Havia uma árvore naquele Natal.
Não tão grande e frondosa como outras, mas estava pejada de enfeites e tesouros
e resplandecia de luzes. Havia presentes, também. Alegremente embrulhados
em papel vermelho ou verde, com etiquetas coloridas e fitas. Mas não tantos
presentes como de costume. Eu já tinha reparado que a minha pilha de presentes
era muito pequena.
Nós não éramos pobres. Mas os tempos
eram difíceis, os empregos escassos, o dinheiro à justa. A minha mãe e eu
partilhávamos uma casa com a minha avó e com os meus tios. Naquele ano da
Depressão, toda a gente espaçava refeições, levava sanduíches para o trabalho e
ia a pé para poupar nos bilhetes de autocarro. Anos antes da Segunda Guerra
Mundial, já vivíamos no dia-a-dia, como muitas outras famílias, o que então se
iria ouvir como slogan: “Usa-o, aproveita-o ao máximo; faz com que
funcione, ou passa sem ele”.
Havia poucas escolhas. Compreendia,
pois porque era tão pequeno o meu monte de presentes. Compreendia, mas sentia,
ainda assim, uma ponta de pesar à mistura com um complexo de culpa. Sabia
que não poderia haver surpresas empolgantes naquelas poucas caixas vistosamente
embrulhadas. E sabia que uma delas tinha um livro. A minha mãe arranjava sempre
um livro para mim. Mas nada de vestidos novos, camisolas ou um roupão
acolchoado e quentinho. Nenhum dos miminhos tão desejados na altura do Natal.

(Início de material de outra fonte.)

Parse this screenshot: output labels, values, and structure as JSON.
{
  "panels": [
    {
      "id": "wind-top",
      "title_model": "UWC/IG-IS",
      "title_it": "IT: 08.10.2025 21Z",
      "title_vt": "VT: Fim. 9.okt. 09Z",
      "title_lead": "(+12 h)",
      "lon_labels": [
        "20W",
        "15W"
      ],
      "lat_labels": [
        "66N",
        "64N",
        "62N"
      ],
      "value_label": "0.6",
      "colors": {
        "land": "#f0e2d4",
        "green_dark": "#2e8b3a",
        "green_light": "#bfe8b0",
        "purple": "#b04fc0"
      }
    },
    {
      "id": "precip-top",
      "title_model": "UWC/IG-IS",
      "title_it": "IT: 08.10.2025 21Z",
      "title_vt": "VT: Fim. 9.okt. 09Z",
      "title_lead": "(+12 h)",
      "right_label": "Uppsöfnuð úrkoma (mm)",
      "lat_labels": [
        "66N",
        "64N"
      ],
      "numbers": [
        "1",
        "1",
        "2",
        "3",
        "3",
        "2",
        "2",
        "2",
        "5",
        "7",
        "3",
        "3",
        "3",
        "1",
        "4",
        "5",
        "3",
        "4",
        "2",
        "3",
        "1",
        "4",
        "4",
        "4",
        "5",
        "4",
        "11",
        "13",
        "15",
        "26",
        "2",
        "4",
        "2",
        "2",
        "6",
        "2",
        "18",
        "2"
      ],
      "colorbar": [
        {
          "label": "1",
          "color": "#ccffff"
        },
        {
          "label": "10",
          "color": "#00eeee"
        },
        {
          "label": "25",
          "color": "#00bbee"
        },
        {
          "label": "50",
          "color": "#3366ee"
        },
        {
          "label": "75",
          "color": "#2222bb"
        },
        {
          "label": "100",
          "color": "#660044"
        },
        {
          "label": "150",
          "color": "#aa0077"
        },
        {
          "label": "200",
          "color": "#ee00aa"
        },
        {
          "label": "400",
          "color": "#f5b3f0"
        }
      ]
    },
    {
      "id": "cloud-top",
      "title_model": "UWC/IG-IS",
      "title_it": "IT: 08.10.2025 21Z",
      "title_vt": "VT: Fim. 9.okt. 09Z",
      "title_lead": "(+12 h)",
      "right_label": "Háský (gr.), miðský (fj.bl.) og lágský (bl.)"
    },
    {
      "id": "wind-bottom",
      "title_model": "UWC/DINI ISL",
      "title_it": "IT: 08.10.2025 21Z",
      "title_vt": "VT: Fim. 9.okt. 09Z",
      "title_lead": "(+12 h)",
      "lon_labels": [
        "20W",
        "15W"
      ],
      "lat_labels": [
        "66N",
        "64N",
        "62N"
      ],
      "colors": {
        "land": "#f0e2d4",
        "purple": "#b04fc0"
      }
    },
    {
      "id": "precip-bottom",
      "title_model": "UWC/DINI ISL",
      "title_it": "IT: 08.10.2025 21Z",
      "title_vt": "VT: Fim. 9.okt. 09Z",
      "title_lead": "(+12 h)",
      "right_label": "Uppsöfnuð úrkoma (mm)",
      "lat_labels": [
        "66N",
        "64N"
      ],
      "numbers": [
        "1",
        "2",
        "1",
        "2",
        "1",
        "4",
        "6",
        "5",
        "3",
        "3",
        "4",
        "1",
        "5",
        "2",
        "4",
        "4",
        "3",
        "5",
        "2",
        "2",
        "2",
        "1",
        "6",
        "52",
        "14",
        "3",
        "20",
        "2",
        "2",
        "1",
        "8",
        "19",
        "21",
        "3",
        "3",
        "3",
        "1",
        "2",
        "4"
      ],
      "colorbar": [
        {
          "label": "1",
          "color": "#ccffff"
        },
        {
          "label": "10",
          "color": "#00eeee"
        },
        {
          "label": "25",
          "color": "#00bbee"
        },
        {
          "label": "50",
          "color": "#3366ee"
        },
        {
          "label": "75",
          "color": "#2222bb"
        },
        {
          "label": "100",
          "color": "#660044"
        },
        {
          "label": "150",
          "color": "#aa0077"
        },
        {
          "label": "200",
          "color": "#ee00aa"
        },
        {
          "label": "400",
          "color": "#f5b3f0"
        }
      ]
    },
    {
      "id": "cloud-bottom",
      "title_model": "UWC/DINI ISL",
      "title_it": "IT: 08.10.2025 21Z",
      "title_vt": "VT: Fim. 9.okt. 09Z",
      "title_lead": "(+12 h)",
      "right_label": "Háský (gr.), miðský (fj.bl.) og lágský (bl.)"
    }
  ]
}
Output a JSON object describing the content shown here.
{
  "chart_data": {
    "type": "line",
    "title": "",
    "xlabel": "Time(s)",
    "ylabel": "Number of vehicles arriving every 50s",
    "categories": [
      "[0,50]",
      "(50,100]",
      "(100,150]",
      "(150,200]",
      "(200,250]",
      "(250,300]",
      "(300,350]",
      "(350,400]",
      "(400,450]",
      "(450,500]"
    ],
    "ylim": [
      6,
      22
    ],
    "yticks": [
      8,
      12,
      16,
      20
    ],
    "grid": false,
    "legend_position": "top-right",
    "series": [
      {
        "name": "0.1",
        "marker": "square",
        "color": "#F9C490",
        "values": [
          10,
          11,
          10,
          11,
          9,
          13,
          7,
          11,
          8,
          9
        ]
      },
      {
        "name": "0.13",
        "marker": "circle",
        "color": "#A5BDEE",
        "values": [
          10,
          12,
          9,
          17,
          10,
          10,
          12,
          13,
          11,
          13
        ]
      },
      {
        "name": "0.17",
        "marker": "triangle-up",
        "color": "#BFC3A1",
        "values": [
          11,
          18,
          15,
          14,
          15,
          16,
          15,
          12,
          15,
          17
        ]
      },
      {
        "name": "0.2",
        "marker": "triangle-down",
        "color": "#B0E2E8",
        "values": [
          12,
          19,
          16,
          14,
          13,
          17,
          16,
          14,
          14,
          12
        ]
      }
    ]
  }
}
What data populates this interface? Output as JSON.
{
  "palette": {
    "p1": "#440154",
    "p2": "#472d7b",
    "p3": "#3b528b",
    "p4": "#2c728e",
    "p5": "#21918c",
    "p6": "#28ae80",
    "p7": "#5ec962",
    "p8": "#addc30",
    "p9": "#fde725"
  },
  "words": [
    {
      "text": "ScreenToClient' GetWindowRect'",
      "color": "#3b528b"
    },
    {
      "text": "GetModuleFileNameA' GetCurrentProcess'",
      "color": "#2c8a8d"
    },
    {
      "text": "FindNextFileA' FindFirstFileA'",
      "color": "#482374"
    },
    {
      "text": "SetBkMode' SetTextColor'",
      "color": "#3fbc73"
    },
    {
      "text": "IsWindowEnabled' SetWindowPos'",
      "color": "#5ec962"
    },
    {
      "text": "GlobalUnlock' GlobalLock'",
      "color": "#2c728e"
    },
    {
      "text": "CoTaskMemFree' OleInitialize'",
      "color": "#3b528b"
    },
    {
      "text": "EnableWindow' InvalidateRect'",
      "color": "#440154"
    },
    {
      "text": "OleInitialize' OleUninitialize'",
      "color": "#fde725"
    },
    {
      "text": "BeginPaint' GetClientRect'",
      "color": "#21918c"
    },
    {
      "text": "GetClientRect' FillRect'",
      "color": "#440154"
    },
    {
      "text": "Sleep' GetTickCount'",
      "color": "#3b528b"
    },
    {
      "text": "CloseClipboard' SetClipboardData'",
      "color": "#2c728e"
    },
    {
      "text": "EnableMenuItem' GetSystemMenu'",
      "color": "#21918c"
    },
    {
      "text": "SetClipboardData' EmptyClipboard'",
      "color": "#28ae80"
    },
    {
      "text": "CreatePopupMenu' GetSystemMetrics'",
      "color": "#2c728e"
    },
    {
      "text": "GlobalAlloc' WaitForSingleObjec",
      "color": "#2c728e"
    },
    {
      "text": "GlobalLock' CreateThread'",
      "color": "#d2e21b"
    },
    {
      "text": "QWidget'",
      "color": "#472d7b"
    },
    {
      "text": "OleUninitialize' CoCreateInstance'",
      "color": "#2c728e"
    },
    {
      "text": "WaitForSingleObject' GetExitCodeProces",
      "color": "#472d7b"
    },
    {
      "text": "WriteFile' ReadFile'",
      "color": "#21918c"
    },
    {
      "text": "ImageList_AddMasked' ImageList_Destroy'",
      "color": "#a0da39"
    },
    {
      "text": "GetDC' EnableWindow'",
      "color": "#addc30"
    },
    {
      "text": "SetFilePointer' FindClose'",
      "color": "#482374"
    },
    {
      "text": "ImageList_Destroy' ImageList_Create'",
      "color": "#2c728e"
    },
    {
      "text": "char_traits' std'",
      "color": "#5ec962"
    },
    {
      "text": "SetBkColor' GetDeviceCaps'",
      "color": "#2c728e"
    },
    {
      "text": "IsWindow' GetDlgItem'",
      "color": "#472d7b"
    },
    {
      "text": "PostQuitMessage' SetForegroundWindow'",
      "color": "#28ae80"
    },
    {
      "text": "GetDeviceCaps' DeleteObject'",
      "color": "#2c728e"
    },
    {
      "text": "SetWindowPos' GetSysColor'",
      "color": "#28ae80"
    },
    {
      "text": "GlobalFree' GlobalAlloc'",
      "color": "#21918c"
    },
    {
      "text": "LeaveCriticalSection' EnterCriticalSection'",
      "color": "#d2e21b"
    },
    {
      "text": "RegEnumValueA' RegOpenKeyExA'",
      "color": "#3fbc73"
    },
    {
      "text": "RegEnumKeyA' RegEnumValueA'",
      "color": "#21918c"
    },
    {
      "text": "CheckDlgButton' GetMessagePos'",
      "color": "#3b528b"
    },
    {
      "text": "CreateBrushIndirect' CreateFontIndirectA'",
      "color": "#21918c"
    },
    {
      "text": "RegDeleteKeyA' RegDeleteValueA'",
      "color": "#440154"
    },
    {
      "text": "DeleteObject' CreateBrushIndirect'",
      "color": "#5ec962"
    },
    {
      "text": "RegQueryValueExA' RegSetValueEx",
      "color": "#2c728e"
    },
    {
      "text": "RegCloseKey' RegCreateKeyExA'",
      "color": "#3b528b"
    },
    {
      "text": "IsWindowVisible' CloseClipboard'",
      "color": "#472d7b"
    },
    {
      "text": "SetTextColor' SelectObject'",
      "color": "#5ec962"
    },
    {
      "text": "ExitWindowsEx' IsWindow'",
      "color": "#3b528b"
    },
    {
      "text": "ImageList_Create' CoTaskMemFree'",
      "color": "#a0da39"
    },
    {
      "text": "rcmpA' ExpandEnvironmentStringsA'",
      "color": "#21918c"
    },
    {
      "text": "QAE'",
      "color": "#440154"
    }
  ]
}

Havia uma caixa com o meu nome da
parte da minha avó. Guardei-a para o fim. Talvez fosse uma camisola nova,
talvez um vestido — um vestido azul. A minha avó e eu gostávamos ambas de
lindos vestidos e de todas as tonalidades de azul. Soltando os devidos
“Ohs” e “Ahs” ao ver a aromática barra de sabonete feito de mel, as luvas
vermelhas, o já esperado livro (um novo da Nancy Drew!), rapidamente cheguei
àquele último embrulho. Dei por mim a sentir uma centelha do entusiasmo do
Natal. Era uma caixa bastante grande. Com vergonha de mim mesma por ser tão gananciosa,
por esperar receber um vestido ou uma camisola (mas esperando na mesma!), abri
a caixa.
Meias! Só meias! Soquetes, meias
altas, até mesmo um par daquelas meias horrorosas de algodão branco que estavam
sempre a escorregar e se enrodilhavam em volta dos joelhos.
Esperando que ninguém tivesse
dado conta do desapontamento, peguei num dos quatro pares e agradeci à minha
avó, com um grande sorriso. Ela também sorria. Não com o seu sorriso educado e
distraído de “Sim, querida”, mas com o seu sorriso feliz e radiante, de “Isto
são coisas importantes para uma mulher!” Será que me esquecera de alguma
coisa? Olhei de novo para a caixa no chão — nada, a não ser as meias. Só que
agora eu conseguia ver que havia outro par por debaixo do que eu tinha pegado.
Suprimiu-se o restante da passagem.